1
votes

A bug has arisen in my code which has allowed duplicate entries to appear in a database table, but with different casing. I am using MySQL.

e.g In this example, the second row shouldn't have been added, but it was.

    ID    Name          Description
-------------------------------------
    1    HELLO WORLD    Saying hello
    2    Hello world    Saying hello

To remedy the incorrect data, I want to delete the row where the full name is capitalised whereever a duplicate has occured. Can I do regex in SQL, is that the best solution, and how would I do it?

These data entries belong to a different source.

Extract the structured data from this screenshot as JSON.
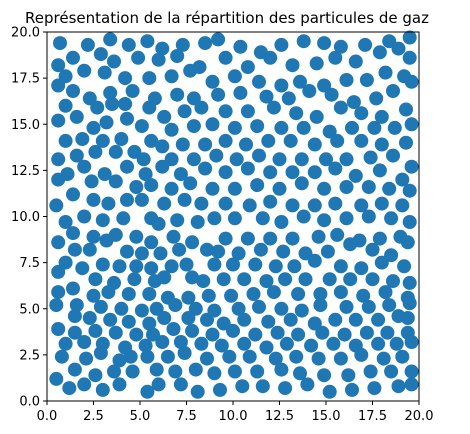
{
  "chart_data": {
    "type": "scatter",
    "title": "Représentation de la répartition des particules de gaz",
    "xlabel": "",
    "ylabel": "",
    "xlim": [
      0,
      20
    ],
    "ylim": [
      0,
      20
    ],
    "xticks": [
      0,
      2.5,
      5,
      7.5,
      10,
      12.5,
      15,
      17.5,
      20
    ],
    "yticks": [
      0,
      2.5,
      5,
      7.5,
      10,
      12.5,
      15,
      17.5,
      20
    ],
    "xtick_labels": [
      "0.0",
      "2.5",
      "5.0",
      "7.5",
      "10.0",
      "12.5",
      "15.0",
      "17.5",
      "20.0"
    ],
    "ytick_labels": [
      "0.0",
      "2.5",
      "5.0",
      "7.5",
      "10.0",
      "12.5",
      "15.0",
      "17.5",
      "20.0"
    ],
    "grid": false,
    "marker_color": "#1f77b4",
    "points": [
      [
        0.7,
        19.4
      ],
      [
        2.2,
        19.3
      ],
      [
        3.4,
        19.6
      ],
      [
        4.4,
        19.3
      ],
      [
        5.4,
        19.5
      ],
      [
        6.2,
        19.1
      ],
      [
        7.3,
        19.3
      ],
      [
        8.5,
        19.4
      ],
      [
        9.2,
        19.6
      ],
      [
        10.4,
        19.2
      ],
      [
        11.5,
        18.9
      ],
      [
        12.6,
        19.3
      ],
      [
        13.8,
        19.5
      ],
      [
        14.9,
        19.4
      ],
      [
        15.8,
        19.2
      ],
      [
        17.1,
        19.3
      ],
      [
        18.4,
        19.5
      ],
      [
        19.5,
        19.7
      ],
      [
        0.6,
        18.2
      ],
      [
        1.4,
        18.6
      ],
      [
        2.9,
        18.8
      ],
      [
        3.6,
        18.4
      ],
      [
        4.9,
        18.6
      ],
      [
        6.0,
        18.5
      ],
      [
        7.0,
        18.7
      ],
      [
        8.2,
        18.1
      ],
      [
        9.6,
        18.6
      ],
      [
        10.8,
        18.1
      ],
      [
        12.0,
        18.6
      ],
      [
        13.2,
        18.2
      ],
      [
        14.5,
        18.3
      ],
      [
        15.5,
        18.6
      ],
      [
        16.6,
        18.4
      ],
      [
        17.9,
        18.9
      ],
      [
        18.9,
        19.1
      ],
      [
        19.5,
        18.6
      ],
      [
        1.0,
        17.6
      ],
      [
        2.0,
        17.9
      ],
      [
        3.1,
        17.8
      ],
      [
        4.2,
        17.5
      ],
      [
        5.5,
        17.5
      ],
      [
        6.7,
        17.6
      ],
      [
        7.7,
        17.9
      ],
      [
        8.9,
        17.3
      ],
      [
        10.1,
        17.6
      ],
      [
        11.4,
        17.3
      ],
      [
        12.6,
        17.1
      ],
      [
        13.6,
        17.3
      ],
      [
        14.9,
        17.1
      ],
      [
        16.1,
        17.4
      ],
      [
        17.2,
        17.4
      ],
      [
        18.2,
        17.8
      ],
      [
        19.2,
        17.6
      ],
      [
        0.6,
        17.1
      ],
      [
        1.4,
        16.8
      ],
      [
        2.3,
        16.4
      ],
      [
        3.4,
        16.7
      ],
      [
        4.6,
        16.8
      ],
      [
        5.8,
        16.4
      ],
      [
        7.0,
        16.6
      ],
      [
        7.9,
        16.4
      ],
      [
        9.2,
        16.6
      ],
      [
        10.4,
        16.7
      ],
      [
        11.8,
        16.5
      ],
      [
        13.0,
        16.4
      ],
      [
        14.1,
        16.8
      ],
      [
        15.3,
        16.6
      ],
      [
        16.5,
        16.2
      ],
      [
        17.7,
        16.4
      ],
      [
        18.6,
        16.8
      ],
      [
        19.6,
        17.3
      ],
      [
        1.0,
        16.0
      ],
      [
        2.7,
        15.9
      ],
      [
        3.5,
        16.1
      ],
      [
        4.2,
        16.1
      ],
      [
        5.5,
        15.9
      ],
      [
        6.3,
        15.4
      ],
      [
        7.4,
        15.7
      ],
      [
        8.3,
        15.9
      ],
      [
        9.6,
        15.7
      ],
      [
        10.8,
        15.7
      ],
      [
        12.2,
        15.9
      ],
      [
        13.4,
        15.6
      ],
      [
        14.5,
        15.4
      ],
      [
        15.8,
        15.9
      ],
      [
        16.9,
        15.6
      ],
      [
        18.0,
        15.4
      ],
      [
        19.3,
        15.8
      ],
      [
        0.6,
        15.2
      ],
      [
        1.6,
        15.4
      ],
      [
        2.5,
        14.8
      ],
      [
        3.2,
        15.1
      ],
      [
        4.3,
        15.3
      ],
      [
        5.1,
        14.9
      ],
      [
        6.7,
        14.7
      ],
      [
        7.9,
        14.9
      ],
      [
        8.9,
        15.0
      ],
      [
        10.1,
        14.8
      ],
      [
        11.3,
        14.9
      ],
      [
        12.6,
        14.8
      ],
      [
        13.8,
        14.8
      ],
      [
        15.2,
        14.6
      ],
      [
        16.4,
        14.8
      ],
      [
        17.6,
        14.8
      ],
      [
        18.7,
        14.8
      ],
      [
        19.6,
        15.0
      ],
      [
        1.0,
        14.1
      ],
      [
        1.9,
        14.2
      ],
      [
        3.0,
        14.1
      ],
      [
        4.0,
        14.2
      ],
      [
        5.6,
        14.1
      ],
      [
        6.2,
        13.8
      ],
      [
        7.3,
        13.9
      ],
      [
        8.5,
        13.9
      ],
      [
        9.6,
        14.1
      ],
      [
        10.7,
        13.9
      ],
      [
        11.9,
        14.1
      ],
      [
        13.1,
        14.1
      ],
      [
        14.4,
        13.9
      ],
      [
        15.6,
        14.1
      ],
      [
        16.9,
        14.1
      ],
      [
        18.0,
        13.9
      ],
      [
        19.3,
        14.0
      ],
      [
        0.6,
        13.1
      ],
      [
        1.6,
        13.3
      ],
      [
        2.6,
        13.5
      ],
      [
        3.7,
        13.5
      ],
      [
        4.7,
        13.5
      ],
      [
        5.2,
        13.1
      ],
      [
        6.7,
        13.1
      ],
      [
        7.9,
        13.1
      ],
      [
        9.1,
        13.3
      ],
      [
        10.2,
        13.1
      ],
      [
        11.4,
        13.3
      ],
      [
        12.5,
        13.1
      ],
      [
        13.7,
        13.1
      ],
      [
        15.0,
        13.1
      ],
      [
        16.1,
        13.1
      ],
      [
        17.4,
        13.2
      ],
      [
        18.6,
        13.3
      ],
      [
        19.6,
        12.7
      ],
      [
        1.1,
        12.3
      ],
      [
        2.0,
        12.7
      ],
      [
        3.1,
        12.3
      ],
      [
        4.3,
        12.7
      ],
      [
        5.3,
        12.3
      ],
      [
        6.2,
        12.7
      ],
      [
        7.2,
        12.3
      ],
      [
        8.5,
        12.6
      ],
      [
        9.6,
        12.4
      ],
      [
        10.8,
        12.6
      ],
      [
        12.0,
        12.4
      ],
      [
        13.2,
        12.4
      ],
      [
        14.4,
        12.4
      ],
      [
        15.5,
        12.6
      ],
      [
        16.6,
        12.2
      ],
      [
        17.9,
        12.5
      ],
      [
        19.1,
        12.0
      ],
      [
        0.6,
        12.0
      ],
      [
        2.4,
        11.9
      ],
      [
        3.7,
        11.9
      ],
      [
        4.8,
        11.6
      ],
      [
        5.6,
        11.7
      ],
      [
        6.7,
        11.5
      ],
      [
        7.7,
        11.8
      ],
      [
        8.9,
        11.5
      ],
      [
        10.1,
        11.5
      ],
      [
        11.3,
        11.7
      ],
      [
        12.5,
        11.5
      ],
      [
        13.7,
        11.8
      ],
      [
        14.9,
        11.5
      ],
      [
        16.1,
        11.6
      ],
      [
        17.3,
        11.6
      ],
      [
        18.4,
        11.5
      ],
      [
        19.5,
        11.4
      ],
      [
        0.5,
        10.6
      ],
      [
        1.4,
        11.2
      ],
      [
        2.5,
        10.9
      ],
      [
        3.3,
        10.7
      ],
      [
        4.3,
        10.9
      ],
      [
        5.1,
        10.9
      ],
      [
        6.3,
        10.7
      ],
      [
        7.4,
        10.9
      ],
      [
        8.3,
        10.7
      ],
      [
        9.6,
        10.7
      ],
      [
        10.9,
        10.6
      ],
      [
        12.0,
        10.8
      ],
      [
        13.2,
        10.6
      ],
      [
        14.4,
        10.6
      ],
      [
        15.5,
        10.7
      ],
      [
        16.9,
        10.6
      ],
      [
        18.0,
        10.7
      ],
      [
        19.1,
        10.6
      ],
      [
        1.0,
        9.7
      ],
      [
        2.0,
        10.0
      ],
      [
        3.0,
        9.8
      ],
      [
        4.1,
        9.9
      ],
      [
        5.6,
        9.9
      ],
      [
        6.0,
        9.6
      ],
      [
        7.0,
        9.8
      ],
      [
        8.1,
        9.7
      ],
      [
        9.0,
        9.9
      ],
      [
        10.1,
        9.9
      ],
      [
        11.6,
        9.9
      ],
      [
        12.6,
        9.7
      ],
      [
        13.8,
        10.0
      ],
      [
        14.9,
        9.8
      ],
      [
        16.1,
        9.9
      ],
      [
        17.3,
        10.0
      ],
      [
        18.5,
        9.9
      ],
      [
        19.5,
        9.7
      ],
      [
        0.6,
        8.6
      ],
      [
        1.4,
        9.1
      ],
      [
        2.5,
        8.9
      ],
      [
        3.7,
        9.0
      ],
      [
        4.8,
        8.9
      ],
      [
        5.6,
        8.6
      ],
      [
        6.8,
        8.9
      ],
      [
        7.8,
        8.6
      ],
      [
        9.6,
        8.8
      ],
      [
        10.8,
        8.8
      ],
      [
        12.0,
        8.8
      ],
      [
        13.2,
        8.8
      ],
      [
        14.6,
        8.9
      ],
      [
        15.6,
        9.0
      ],
      [
        16.8,
        8.7
      ],
      [
        17.9,
        8.8
      ],
      [
        19.0,
        8.9
      ],
      [
        1.5,
        8.2
      ],
      [
        2.3,
        8.2
      ],
      [
        3.2,
        8.7
      ],
      [
        4.3,
        8.1
      ],
      [
        5.1,
        8.0
      ],
      [
        6.1,
        8.0
      ],
      [
        7.1,
        8.2
      ],
      [
        8.6,
        8.2
      ],
      [
        9.2,
        8.1
      ],
      [
        10.3,
        8.0
      ],
      [
        11.5,
        8.2
      ],
      [
        12.7,
        8.1
      ],
      [
        13.9,
        8.0
      ],
      [
        15.1,
        8.1
      ],
      [
        16.3,
        8.5
      ],
      [
        17.5,
        8.2
      ],
      [
        18.5,
        7.9
      ],
      [
        19.4,
        8.6
      ],
      [
        1.0,
        7.5
      ],
      [
        1.9,
        7.2
      ],
      [
        3.0,
        7.4
      ],
      [
        3.9,
        7.3
      ],
      [
        4.8,
        7.3
      ],
      [
        5.6,
        7.2
      ],
      [
        6.7,
        7.3
      ],
      [
        7.5,
        7.4
      ],
      [
        9.0,
        7.4
      ],
      [
        10.0,
        7.4
      ],
      [
        11.2,
        7.4
      ],
      [
        12.3,
        7.3
      ],
      [
        13.3,
        7.3
      ],
      [
        14.4,
        7.6
      ],
      [
        15.8,
        7.3
      ],
      [
        16.9,
        7.2
      ],
      [
        18.0,
        7.5
      ],
      [
        19.2,
        7.3
      ],
      [
        0.6,
        7.0
      ],
      [
        2.6,
        6.6
      ],
      [
        3.6,
        6.4
      ],
      [
        4.7,
        6.6
      ],
      [
        5.8,
        6.5
      ],
      [
        6.3,
        6.7
      ],
      [
        7.8,
        6.7
      ],
      [
        8.4,
        6.5
      ],
      [
        9.5,
        6.6
      ],
      [
        10.6,
        6.6
      ],
      [
        11.8,
        6.5
      ],
      [
        12.8,
        6.6
      ],
      [
        13.9,
        6.6
      ],
      [
        15.2,
        6.6
      ],
      [
        16.3,
        6.6
      ],
      [
        17.5,
        6.6
      ],
      [
        18.6,
        6.5
      ],
      [
        19.5,
        6.4
      ],
      [
        0.6,
        5.9
      ],
      [
        1.4,
        6.1
      ],
      [
        2.5,
        5.7
      ],
      [
        3.3,
        5.9
      ],
      [
        4.4,
        5.8
      ],
      [
        5.5,
        5.8
      ],
      [
        6.5,
        5.6
      ],
      [
        7.6,
        5.6
      ],
      [
        8.7,
        5.7
      ],
      [
        9.9,
        5.7
      ],
      [
        11.1,
        5.8
      ],
      [
        12.2,
        5.9
      ],
      [
        13.5,
        5.8
      ],
      [
        14.7,
        5.8
      ],
      [
        15.8,
        5.9
      ],
      [
        17.0,
        5.7
      ],
      [
        18.2,
        5.9
      ],
      [
        19.4,
        5.6
      ],
      [
        0.5,
        5.2
      ],
      [
        1.6,
        5.2
      ],
      [
        2.9,
        5.1
      ],
      [
        4.0,
        5.0
      ],
      [
        5.1,
        4.9
      ],
      [
        5.9,
        5.0
      ],
      [
        6.9,
        5.2
      ],
      [
        8.0,
        5.0
      ],
      [
        9.0,
        4.9
      ],
      [
        10.3,
        5.0
      ],
      [
        11.4,
        5.1
      ],
      [
        12.6,
        5.0
      ],
      [
        13.7,
        4.9
      ],
      [
        14.7,
        5.2
      ],
      [
        16.1,
        5.1
      ],
      [
        17.3,
        5.1
      ],
      [
        18.4,
        5.2
      ],
      [
        19.5,
        5.3
      ],
      [
        1.5,
        4.6
      ],
      [
        2.3,
        4.5
      ],
      [
        3.4,
        4.4
      ],
      [
        4.4,
        4.3
      ],
      [
        5.5,
        4.2
      ],
      [
        6.3,
        4.5
      ],
      [
        7.6,
        4.5
      ],
      [
        8.6,
        4.4
      ],
      [
        9.5,
        4.2
      ],
      [
        10.6,
        4.4
      ],
      [
        11.9,
        4.3
      ],
      [
        13.1,
        4.4
      ],
      [
        14.4,
        4.2
      ],
      [
        15.5,
        4.4
      ],
      [
        16.6,
        4.4
      ],
      [
        17.8,
        4.4
      ],
      [
        18.9,
        4.6
      ],
      [
        19.4,
        4.5
      ],
      [
        0.6,
        3.9
      ],
      [
        1.5,
        3.7
      ],
      [
        2.6,
        3.8
      ],
      [
        3.7,
        3.7
      ],
      [
        4.8,
        3.6
      ],
      [
        5.7,
        3.6
      ],
      [
        6.8,
        3.9
      ],
      [
        7.8,
        3.8
      ],
      [
        8.9,
        3.6
      ],
      [
        10.0,
        3.8
      ],
      [
        11.2,
        3.6
      ],
      [
        12.4,
        3.7
      ],
      [
        13.5,
        3.6
      ],
      [
        14.8,
        3.7
      ],
      [
        16.0,
        3.6
      ],
      [
        17.2,
        3.7
      ],
      [
        18.3,
        3.7
      ],
      [
        19.4,
        3.7
      ],
      [
        1.0,
        3.1
      ],
      [
        2.0,
        3.2
      ],
      [
        3.0,
        3.1
      ],
      [
        4.2,
        2.9
      ],
      [
        5.3,
        3.0
      ],
      [
        6.2,
        3.2
      ],
      [
        7.2,
        3.2
      ],
      [
        8.3,
        3.1
      ],
      [
        9.4,
        3.0
      ],
      [
        10.6,
        3.1
      ],
      [
        11.8,
        2.9
      ],
      [
        12.9,
        3.1
      ],
      [
        14.2,
        3.0
      ],
      [
        15.4,
        3.1
      ],
      [
        16.6,
        3.0
      ],
      [
        17.8,
        3.1
      ],
      [
        18.8,
        3.1
      ],
      [
        19.6,
        3.2
      ],
      [
        0.8,
        2.4
      ],
      [
        2.1,
        2.3
      ],
      [
        2.9,
        2.6
      ],
      [
        3.9,
        2.2
      ],
      [
        4.5,
        2.4
      ],
      [
        5.4,
        2.4
      ],
      [
        6.5,
        2.4
      ],
      [
        7.4,
        2.6
      ],
      [
        8.6,
        2.3
      ],
      [
        9.8,
        2.4
      ],
      [
        10.9,
        2.4
      ],
      [
        12.3,
        2.3
      ],
      [
        13.4,
        2.4
      ],
      [
        14.6,
        2.3
      ],
      [
        15.8,
        2.3
      ],
      [
        16.9,
        2.5
      ],
      [
        18.1,
        2.3
      ],
      [
        19.1,
        2.4
      ],
      [
        0.5,
        1.2
      ],
      [
        1.5,
        1.7
      ],
      [
        2.6,
        1.4
      ],
      [
        3.6,
        1.6
      ],
      [
        4.6,
        1.6
      ],
      [
        5.9,
        1.7
      ],
      [
        6.9,
        1.6
      ],
      [
        8.0,
        1.7
      ],
      [
        9.0,
        1.5
      ],
      [
        10.1,
        1.6
      ],
      [
        11.3,
        1.6
      ],
      [
        12.6,
        1.7
      ],
      [
        13.6,
        1.5
      ],
      [
        14.9,
        1.4
      ],
      [
        16.2,
        1.4
      ],
      [
        17.4,
        1.6
      ],
      [
        18.5,
        1.6
      ],
      [
        19.6,
        1.6
      ],
      [
        1.2,
        0.7
      ],
      [
        2.0,
        0.9
      ],
      [
        3.0,
        0.6
      ],
      [
        3.9,
        0.9
      ],
      [
        5.4,
        0.5
      ],
      [
        6.0,
        0.9
      ],
      [
        7.2,
        0.9
      ],
      [
        8.1,
        0.5
      ],
      [
        9.3,
        0.6
      ],
      [
        10.5,
        0.8
      ],
      [
        11.6,
        0.8
      ],
      [
        12.8,
        0.7
      ],
      [
        14.0,
        0.9
      ],
      [
        15.2,
        0.5
      ],
      [
        16.4,
        0.6
      ],
      [
        17.6,
        0.7
      ],
      [
        18.9,
        0.8
      ],
      [
        19.6,
        0.9
      ]
    ]
  }
}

The table, in full, is as follows

'ADDRESSBOOK_GROUP', 'CREATE TABLE ADDRESSBOOK_GROUP ( ID int(10) unsigned NOT NULL default ''0'', NAME varchar(255) collate utf8_unicode_ci NOT NULL, DESCRIPTION text collate utf8_unicode_ci, ADDRESSBOOK_ID int(10) default NULL, TYPE int(10) unsigned NOT NULL default ''1'', PRIMARY KEY (ID), KEY ADDRESSBOOK_ID (ADDRESSBOOK_ID) ) ENGINE=MyISAM DEFAULT CHARSET=utf8 COLLATE=utf8_unicode_ci ROW_FORMAT=DYNAMIC'

Edit - Also I forget to mention earlier that I only want the duplicate checks to occur when ADDRESSBOOK_ID is '6';

1
Which RDBMS? And show the table, too. - fancyPants
I've provided a simplified example of the table. - Andy A
So far I've looked at working out the SQL, but I'm unsure on the WHERE statement. I've no regex experience and have struggled to get a foothold in it. I presume its a fairly simple piece of regex once I know what I'm doing though (unless I don't need regex at all?). - Andy A

1 Answers

5
votes

the following selects all the upper case values where doubles exists

delete t.* from table_name t
inner join (
    select distinct t.id
    from table_name t
    left join table_name t2
        on t2.col_name = t.col_name
    where t.col_name LIKE BINARY UPPER(t.col_name)
) as a
    on a.id = t.id;

edit:

delete t.* from ADDRESSBOOK_GROUP t
inner join (
    select distinct t.ID
    from ADDRESSBOOK_GROUP t
    left join (
        select
            count(*) as n,
            NAME,
            ADDRESSBOOK_ID
        from ADDRESSBOOK_GROUP
        group by 
            NAME,
            ADDRESSBOOK_ID
    ) as t2
        on t2.name = t.name
        and t2.ADDRESSBOOK_ID = t.ADDRESSBOOK_ID
    left join ADDRESSBOOK_GROUP t_n
        on t_n.ID = t.ID
        and t_n.NAME REGEXP ('^[0-9]+$') 
    where 
        t.NAME like binary upper(t.NAME)
        and t_n.ID is null
        and t2.n > 1
) as a
    on a.ID = t.ID
where t.ADDRESSBOOK_ID = 6;